Zwischen der Gesundheitskasse und der Zahnärztekammer herrscht Eiszeit. Während Füllungen bis zu 150 Euro teurer werden könnten, kämpfen Assistentinnen um faire Löhne. Eine von ihnen packt jetzt über Praxis-Alltag aus.
Für die meisten Österreicher ist der Zahnarztbesuch mit dem obligatorischen Bohren ohnehin ein Graus. Durch das EU-weite Amalgamverbot mit giftigem Quecksilberanteil bei Füllungen droht jetzt ab Jänner auch noch eine Kostenlawine zu rollen. Denn die Gespräche zwischen der Österreichischen Gesundheitskasse und der Zahnärztekammer über einen Kostenersatz für neue Kassenfüllungen liegen derzeit auf Eis beziehungsweise sind abgebrochen.
Streit auf Kosten von 7,4 Millionen Krankenversicherten
Gibt es keine Einigung, dann müssen im neuen Jahr 7,4 Millionen (krankenversicherte) Österreicher den Streit ausbaden. Pro Füllung fallen dann 70 bis zu 150 Euro Mehrkosten an. Die müssten dann in der Praxis privat bezahlt und die Rechnung in der Folge bei der ÖGK eingereicht werden, um wenigstens einen Teil zurückzubekommen.
Abseits des Gerangels zwischen Medizinerkammer und ÖGK packt jetzt die 41-jährige Zahnarztassistentin Renate B. (Name von der Redaktion geändert) in der „Krone“ über den Praxis-Alltag aus. Seit 2022 unterliegen sie und ihre Kolleginnen demselben Kollektivvertrag. Trotz Teuerungen und Inflation hätten sie für den gleichen Lohn weitergearbeitet – der bei einem Einkommen von knapp 2000 Euro erst ab dem 18. Berufsjahr (siehe Ausriss unten) ein Leben nur schwer leistbar macht. „Wir warten die ganze Zeit auf eine Lohnerhöhung. Die blieb bis jetzt aus“, so Renate B.

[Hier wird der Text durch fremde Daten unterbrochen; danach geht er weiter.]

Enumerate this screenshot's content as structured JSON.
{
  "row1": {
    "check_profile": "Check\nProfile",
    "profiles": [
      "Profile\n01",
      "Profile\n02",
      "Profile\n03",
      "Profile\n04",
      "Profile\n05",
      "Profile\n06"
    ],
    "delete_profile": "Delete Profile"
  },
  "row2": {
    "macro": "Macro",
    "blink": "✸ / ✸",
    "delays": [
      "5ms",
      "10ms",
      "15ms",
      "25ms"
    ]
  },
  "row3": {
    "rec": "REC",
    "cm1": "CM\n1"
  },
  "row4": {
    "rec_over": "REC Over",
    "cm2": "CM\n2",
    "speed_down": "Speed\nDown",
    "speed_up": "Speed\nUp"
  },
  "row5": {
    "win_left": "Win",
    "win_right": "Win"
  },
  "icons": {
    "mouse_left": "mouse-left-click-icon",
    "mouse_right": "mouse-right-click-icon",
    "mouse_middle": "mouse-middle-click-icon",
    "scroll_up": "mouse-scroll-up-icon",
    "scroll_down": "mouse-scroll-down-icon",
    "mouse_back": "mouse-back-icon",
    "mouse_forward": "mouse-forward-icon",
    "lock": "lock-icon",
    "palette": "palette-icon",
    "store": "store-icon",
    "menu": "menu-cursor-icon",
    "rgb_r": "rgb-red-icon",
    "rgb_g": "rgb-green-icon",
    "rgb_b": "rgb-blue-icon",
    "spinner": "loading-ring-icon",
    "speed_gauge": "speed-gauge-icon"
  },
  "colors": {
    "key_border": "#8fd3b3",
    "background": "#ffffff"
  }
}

„Wir müssen Dinge tun, die wir nicht einmal dürfen“
Es ist die Angst, in der Branche als „Verräter“ keinen Job mehr bekommen zu können, die Renate B. um Anonymität bitten lässt. Als Sprachrohr für ihre Kolleginnen aus ganz Österreich schildert sich: „Ich habe von Assistentinnen gehört, die Mundhygiene machen müssen, ohne zusätzliche Ausbildung. Da kommen Patienten und beschweren sich, dass die Behandlung schmerzt und dass man viel blutet. Da weiß man nicht, ob das jemand gemacht hat, der dafür ausgebildet ist oder ob der Zahnarzt sparen will.“
Ich weiß von genug Assistentinnen, die sich nicht einsetzen können aus Angst, keinen Job mehr in der Branche zu bekommen.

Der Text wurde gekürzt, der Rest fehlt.